Fiquei muito tempo numa espécie de estupor que me privava da faculdade de sentir toda a extensão de meu infortúnio; quando, finalmente, tornei a mim, e fiquei em condições de avaliar minha situação, quase enlouqueci. Essa época será sempre, duplamente triste para mim: faz-me lembrar o maior de meus infortúnios e o crime que quase foi sua consequência.

O MILITAR
Um crime! Não posso julgá-lo capaz disso.

O LEPROSO
É a simples verdade, e sinto perfeitamente que muito perderei de sua estima ao narrar-lhe essa época de minha vida; mas não quero fazer-me melhor do que sou e talvez o senhor me lastime ao condenar-me. Já, em alguns acessos de melancolia, se me havia apresentado a ideia de abandonar voluntariamente a vida, contudo, o temor de Deus, sempre fizera com que eu a repelisse, quando a circunstância mais singela e menos própria na aparência para me perturbar quase me perdeu eternamente. Eu acabava de passar por um novo desgosto. Havia alguns anos que um cãozinho se dedicara a nós; minha irmã o amara e confesso-lhe que depois de sua morte o pobre animal era um verdadeiro conforto para mim.
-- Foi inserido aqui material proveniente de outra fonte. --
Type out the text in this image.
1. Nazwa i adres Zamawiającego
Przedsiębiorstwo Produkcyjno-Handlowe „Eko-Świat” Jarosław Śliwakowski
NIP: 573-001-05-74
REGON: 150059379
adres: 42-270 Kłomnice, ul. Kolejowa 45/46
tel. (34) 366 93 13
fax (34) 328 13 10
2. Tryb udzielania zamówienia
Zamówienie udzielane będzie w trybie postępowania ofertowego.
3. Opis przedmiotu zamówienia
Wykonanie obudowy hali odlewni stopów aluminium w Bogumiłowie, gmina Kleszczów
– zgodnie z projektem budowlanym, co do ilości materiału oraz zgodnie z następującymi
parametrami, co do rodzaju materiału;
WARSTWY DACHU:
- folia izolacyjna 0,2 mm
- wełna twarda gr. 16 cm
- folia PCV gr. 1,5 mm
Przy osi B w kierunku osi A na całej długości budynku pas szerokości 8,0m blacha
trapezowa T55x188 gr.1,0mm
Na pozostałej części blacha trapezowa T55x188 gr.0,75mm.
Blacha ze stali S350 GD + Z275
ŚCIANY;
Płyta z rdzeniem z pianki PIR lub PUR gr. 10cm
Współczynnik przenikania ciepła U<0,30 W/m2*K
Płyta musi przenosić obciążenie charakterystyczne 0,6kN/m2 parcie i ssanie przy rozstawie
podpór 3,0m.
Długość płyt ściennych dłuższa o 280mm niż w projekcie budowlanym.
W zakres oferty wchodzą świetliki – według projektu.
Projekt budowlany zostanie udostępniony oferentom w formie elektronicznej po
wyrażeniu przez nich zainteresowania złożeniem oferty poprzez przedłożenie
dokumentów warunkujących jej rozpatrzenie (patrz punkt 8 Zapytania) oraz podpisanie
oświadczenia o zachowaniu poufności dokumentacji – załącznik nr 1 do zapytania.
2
Devíamos sem dúvida à sua fealdade a escolha que ele fizera de nossa habitação para seu refúgio. Fora escorraçado por todos, mas era ainda um tesouro para a casa do Leproso. Em reconhecimento à graça que Deus nos concedera ao nos dar esse amigo, minha irmã chamara-o de Milagre; e seu nome, que contrastava com sua fealdade, bem como sua alegria contínua, muitas vezes distraíra-nos de nossos pesares. Apesar do cuidado que eu tinha, ele às vezes fugia, e eu nunca pensara que isso pudesse ser prejudicial a ninguém. Alguns Habitantes da cidade, contudo, alarmaram-se com tal fato, julgando que ele pudesse transmitir o germe de minha enfermidade, resolveram queixar-se ao comandante, que ordenou que meu cão fosse morto imediatamente. Soldados, acompanhados de alguns habitantes, logo vieram à minha casa para executar essa ordem cruel. Passaram-lhe uma corda no pescoço, em minha presença, e arrastaram-no. Quando ele chegou à entrada do jardim, não pude deixar de olhá-lo uma última vez: vi-o volver os olhos para mim, pedindo-me um socorro que eu não lhe podia dar. Queriam afogá-lo no Doire; mas a populaça, que o esperava do lado de fora, abateu-o a pedradas. Ouvi seus gritos e voltei para minha torre mais morto que vivo. Meus joelhos trêmulos não me podiam sustentar: atirei-me na cama num estado impossível de descrever. Minha dor não me permitiu ver, naquela ordem justa, mas severa, outra coisa que uma barbaridade tão atroz quanto inútil. Embora me envergonhe hoje do sentimento que então me animava, ainda não posso pensar nisso serenamente. Passei o dia todo na maior agitação. Era o último ser vivo que acabavam de arrancar de junto a mim, e esse novo golpe reabriria todas as chagas de meu coração.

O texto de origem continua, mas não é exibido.